PRO In The Real-World Setting
Jeff Trotter, executive VP at PharmaNet/i3, discussed PROs in Phase 4 observational research, citing the need for critically important, real-world observations to “accurately characterize the humanistic impact of a product and/or disease in the real world.” Some of the challenges in this area are that sponsors have varying levels of comfort with observational research and don’t have defined processes for observational studies.

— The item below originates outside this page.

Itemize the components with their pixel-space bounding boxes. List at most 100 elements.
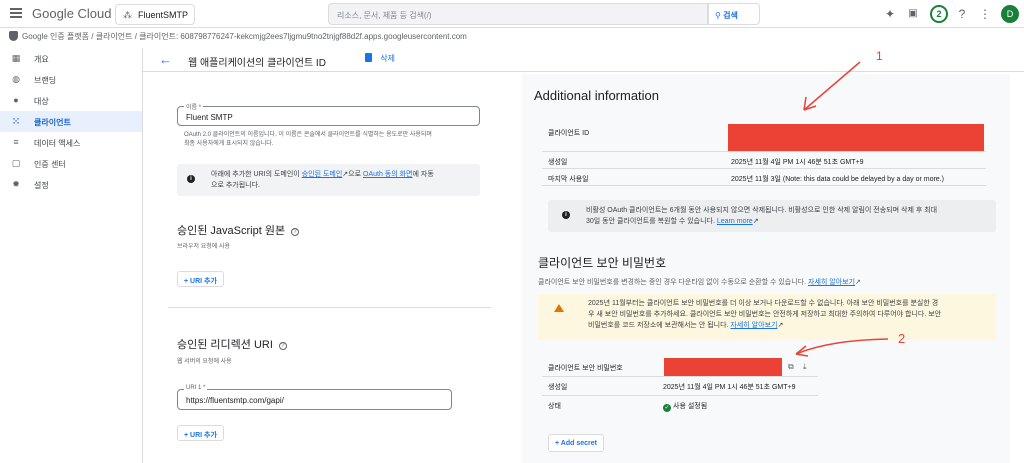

Steve Raymond, Ph.D., chief scientific officer and quality officer and founder at PHT, carried the theme forward during his talk, “What Happens After Approval? Ways PRO Can Transform Research and Delivery of Care.” He asked the question, “Why should the clarity of what is happening to subjects turn dark when patients start to use approved medications?”

Raymond saw opportunities for biopharmaceutical companies to improve their relationships with patients during post-approval because these are studies designed to answer questions about patients, compared with pre-approval studies, which answer questions about investigational products. Post-approval studies answer questions such as, Should I take the medication? What will happen to me? How sensitive am I to the medication? Could what’s happening to me be caused by the medication? Ultimately, these are the kinds of questions both biopharma and patients want answered, and the only way to get the answers is by ensuring the patient’s voice is heard.

Given that health authorities, pricing commissions, payers, and regulators all want to know what works in a real-world setting, sponsors will need to increase their conduct of post-approval studies that gather PRO data.

“Volleyball Match” Illustrates Remaining Obstacles, Differences of Opinion
The most creative and animated session of the Congress illustrated the remaining obstacles to ePRO adoption — perceived and otherwise, as well as the different ways various stakeholders view certain aspects of ePRO. After setting up the room like a volleyball court by having sponsors, sites, regulators, and ePRO vendor attendees sit in one quadrant of the room each, PHT’s Raymond exchanged his jacket for a referee’s shirt, put a whistle around his neck, and threw out the first “ball,” asking, “free text in diaries and eCRFs — good idea or bad idea?” A regulator believed it was a bad idea because there was no context of use. A site believed it was a good idea because it allowed them to capture data that was out of bounds and learn things about the investigational product they might not have otherwise. And so it continued.

A dozen or so topics were lobbed into the room, and the discussion was very lively. It came out during the course of the “match” that the FDA is looking to create guidance on the use of social media that will suggest ways in the post-approval phase to discover and communicate emergent facts about medications and their use. One sponsor representative took the “ball” so often that Raymond commented on it, to which she responded, “I don’t like to lose.” No one wanted to, which contributed to a lot being said on a broad range of topics. The final topic was “Why are sponsors and sites still using paper?” This received many passes, such as “change is hard,” “the paper lobby,” “perceived cost,” “actual cost,” “investment of time,” “sponsors are afraid sites can’t handle it,” “the FDA still accepts paper,” and “licensing issues.” But a vendor spiked it at the end with “No one said the “e” in “ePRO” stood for “easy.”

Sara Gambrill is an independent communications consultant to the clinical research industry. She was senior editor for nine years at CenterWatch. She writes about clinical research conduct in the United States, Europe, and emerging markets.